Along the way, I formed some unhelpful expectations that I would later discover I shared with many church-state separation activists during the latter decades of the twentieth century. As a group, we were too quick to see in Engel and Abingdon a blueprint for inevitable success. By bringing and winning an infinite chain of similar establishment-clause cases, we imagined that we would leap into a bright future where every hint of religious symbolism and practice might be removed from the public square. (That overoptimistic view failed to anticipate manic grassroots organizing on the part of Christian conservatives or that conservative jurists would flock to the federal bench partly in reaction against Engel, Abingdon, and, of course, Roe v. Wade.) At the same time, we came to assume that we could win our victories for separation in the courts alone, with no need for messy, costly campaigning to persuade public opinion.
Today’s fighters for church-state separation have learned greater discretion. The indiscriminate filing of establishment-clause cases can lead to destructive legal outcomes—consider Hein v. Freedom from Religion Foundation (2007), in which the high court overturned a longtime precedent that had nearly automatically granted standing to citizens alleging establishment-clause violations. In a Massachusetts case in which the Center for Inquiry plans to file a supportive amicus curiae brief, the American Humanist Association is for the first time challenging “under God” in the Pledge of Allegiance under the principle of equal protection rather than under the establishment clause.

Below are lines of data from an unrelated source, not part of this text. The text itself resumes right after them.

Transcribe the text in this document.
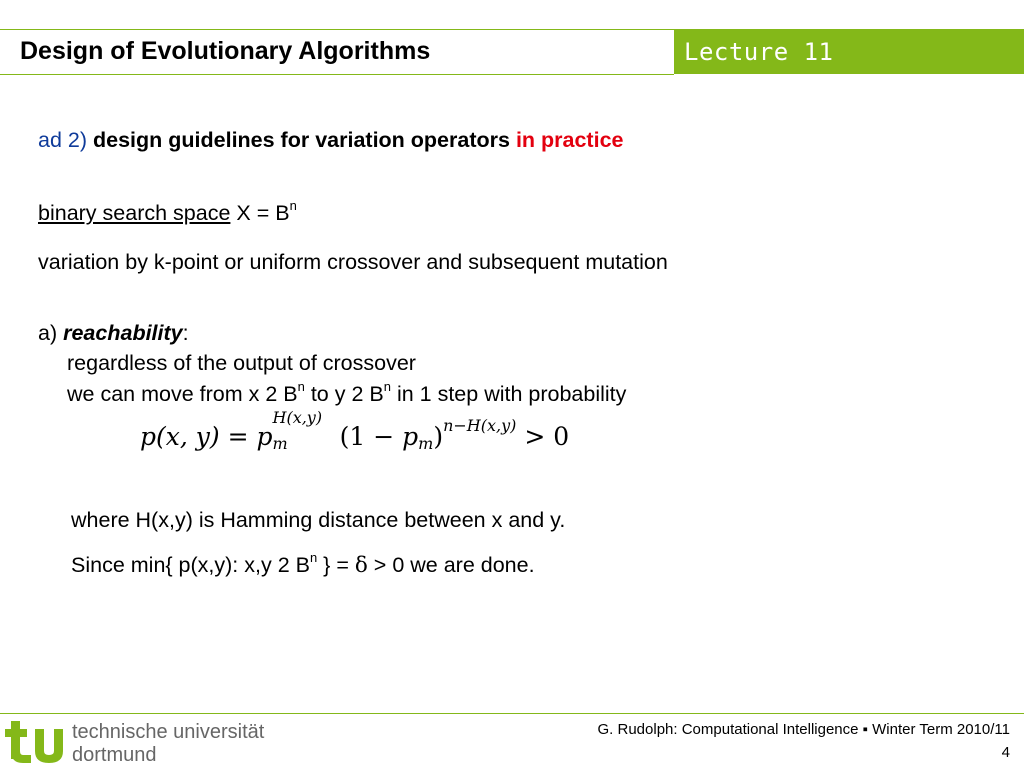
Design of Evolutionary Algorithms	Lecture 11
ad 2) design guidelines for variation operators in practice
binary search space $X = B^n$
variation by k-point or uniform crossover and subsequent mutation
a) reachability:
regardless of the output of crossover
we can move from x 2 $B^n$ to y 2 $B^n$ in 1 step with probability
p(x, y) = p
H(x,y)
$_m$ $(1 - p_m)^{n-H(x,y)} > 0$
where H(x,y) is Hamming distance between x and y.
Since min{ p(x,y): x,y 2 $B^n$ } = δ > 0 we are done.
technische universität
dortmund
G. Rudolph: Computational Intelligence ▪ Winter Term 2010/11
4
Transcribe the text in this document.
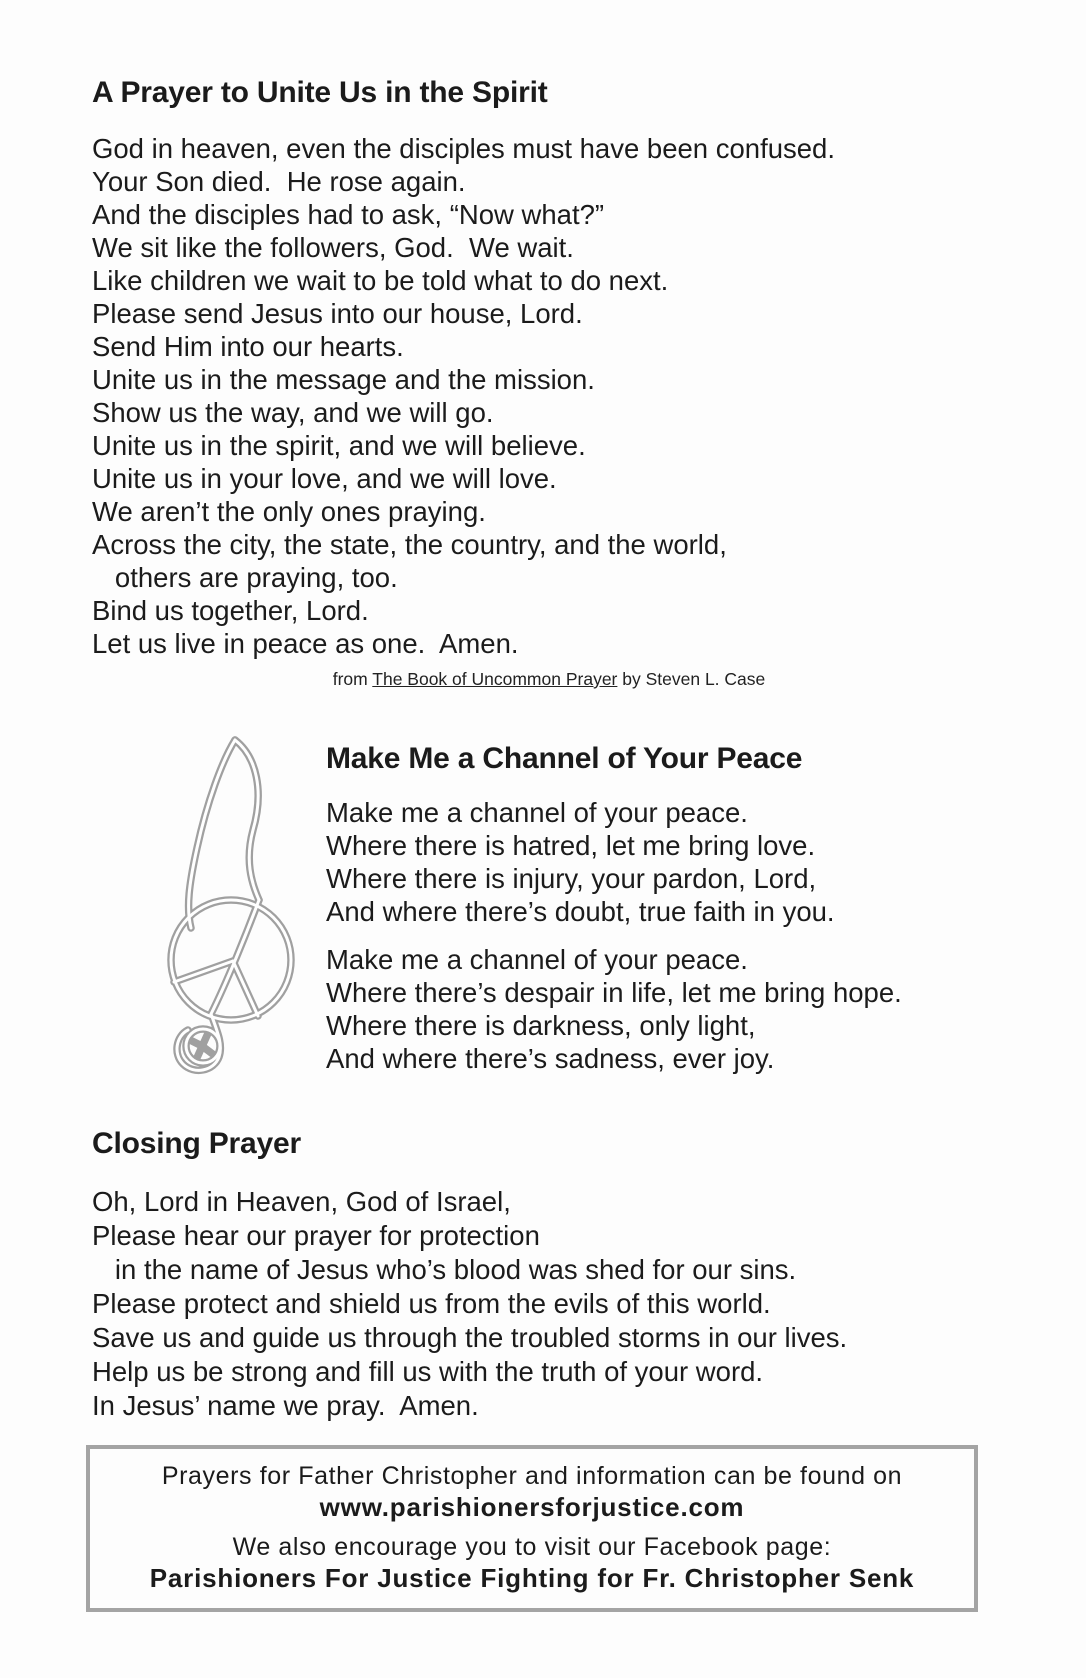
A Prayer to Unite Us in the Spirit
God in heaven, even the disciples must have been confused.
Your Son died.  He rose again.
And the disciples had to ask, “Now what?”
We sit like the followers, God.  We wait.
Like children we wait to be told what to do next.
Please send Jesus into our house, Lord.
Send Him into our hearts.
Unite us in the message and the mission.
Show us the way, and we will go.
Unite us in the spirit, and we will believe.
Unite us in your love, and we will love.
We aren’t the only ones praying.
Across the city, the state, the country, and the world,
others are praying, too.
Bind us together, Lord.
Let us live in peace as one.  Amen.
from The Book of Uncommon Prayer by Steven L. Case
Make Me a Channel of Your Peace
Make me a channel of your peace.
Where there is hatred, let me bring love.
Where there is injury, your pardon, Lord,
And where there’s doubt, true faith in you.
Make me a channel of your peace.
Where there’s despair in life, let me bring hope.
Where there is darkness, only light,
And where there’s sadness, ever joy.
Closing Prayer
Oh, Lord in Heaven, God of Israel,
Please hear our prayer for protection
in the name of Jesus who’s blood was shed for our sins.
Please protect and shield us from the evils of this world.
Save us and guide us through the troubled storms in our lives.
Help us be strong and fill us with the truth of your word.
In Jesus’ name we pray.  Amen.
Prayers for Father Christopher and information can be found on
www.parishionersforjustice.com
We also encourage you to visit our Facebook page:
Parishioners For Justice Fighting for Fr. Christopher Senk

If successful, equal protection may prove the most favorable avenue for further church-state activism in the courts.
Even with those caveats, the Abingdon/Murray decisions represent a powerful milestone for fair treatment of religious minorities, both believing and unbelieving. Its golden anniversary strongly merits our appreciation.
* Much of this autobiographical material is drawn from my 1993 book, The Trouble with Christmas (Prometheus Books, 2007).